The clinical trials sector in India is also seeing a revival. Biotech and biopharma clinical trial sites in the Asia Pacific have increased by over 40 per cent each year on average, compared to just 11 per cent across the rest of the world, as per some estimates. Thus it is no wonder that major CROs like IQVIA Biotech recently announced their launch in India, along with across the Asia Pacific and Japan (JAPAC) region.

But as we rush repurposed medicines through clinical trials in the race to get emergency use authorisations for COVID-19 use, properly conducted clinical trials will be very important to determine the true value of such molecules.

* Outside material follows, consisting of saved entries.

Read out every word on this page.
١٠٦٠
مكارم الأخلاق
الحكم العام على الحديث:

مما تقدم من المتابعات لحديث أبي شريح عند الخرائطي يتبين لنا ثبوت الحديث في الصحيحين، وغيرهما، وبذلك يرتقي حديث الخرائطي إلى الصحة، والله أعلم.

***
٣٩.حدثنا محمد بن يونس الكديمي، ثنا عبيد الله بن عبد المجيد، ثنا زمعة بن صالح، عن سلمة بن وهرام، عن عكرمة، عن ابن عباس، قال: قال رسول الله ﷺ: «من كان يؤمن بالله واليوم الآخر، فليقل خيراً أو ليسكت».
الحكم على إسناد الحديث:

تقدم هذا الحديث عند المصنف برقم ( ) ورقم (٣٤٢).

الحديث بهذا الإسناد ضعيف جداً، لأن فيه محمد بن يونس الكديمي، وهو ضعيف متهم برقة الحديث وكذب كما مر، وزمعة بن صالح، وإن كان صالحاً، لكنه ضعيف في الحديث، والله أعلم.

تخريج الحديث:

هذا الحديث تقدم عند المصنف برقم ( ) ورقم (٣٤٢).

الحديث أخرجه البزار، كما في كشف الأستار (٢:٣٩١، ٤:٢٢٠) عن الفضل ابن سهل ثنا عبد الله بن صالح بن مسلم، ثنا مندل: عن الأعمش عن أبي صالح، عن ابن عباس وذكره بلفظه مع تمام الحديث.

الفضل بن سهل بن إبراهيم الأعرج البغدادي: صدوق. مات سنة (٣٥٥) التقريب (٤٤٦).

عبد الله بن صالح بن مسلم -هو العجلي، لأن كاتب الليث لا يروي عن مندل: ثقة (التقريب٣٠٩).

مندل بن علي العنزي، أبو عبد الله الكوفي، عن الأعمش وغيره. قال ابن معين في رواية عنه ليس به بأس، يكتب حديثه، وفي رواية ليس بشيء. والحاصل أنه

Dr Arun Bhatt, a clinical research and drug development consultant points out the COVID-19 trials and tribulations in a recent article (https://www.expresspharma.in/covid-19-trials-and-tribulations-for-treatments/) explaining how a majority of clinical trials of repurposed drugs in India suffer from a high risk of bias. Most have been conducted in a small population of mild and moderate COVID-19 patients, using viral clearance, or clinical scale as efficacy endpoints. He points out that viral load reduction, as an endpoint is difficult to assess because of sensitivity and specificity limits of RT-PCR, and discordance between detection of virus from nasal and oropharyngeal swabs. Also, there is no established predictive relationship between the magnitude and timing of viral reductions and the extent of clinical benefit for a patient.

Dr Bhatt mentions the most recent example of such a trial, for 2-Deoxy-D-Glucose, which recently received the DCGI/CDSCO nod. He flags one major concern as the safety in COVID-19 patients who can suffer from myocarditis and develop diabetes mellitus.

The WHO’s recently released World Health Statistics report 2021 and global COVID-19 excess mortality estimates warn that the COVID-19 deaths could be at least two to three times higher, based on preliminary excess mortality estimates for 2020. Globally, and in India, deaths in 2021 have already surpassed cases and deaths reported in the whole of 2020. Thus, while we cannot afford to get complacent once more, neither can we rush through clinical trials or approvals.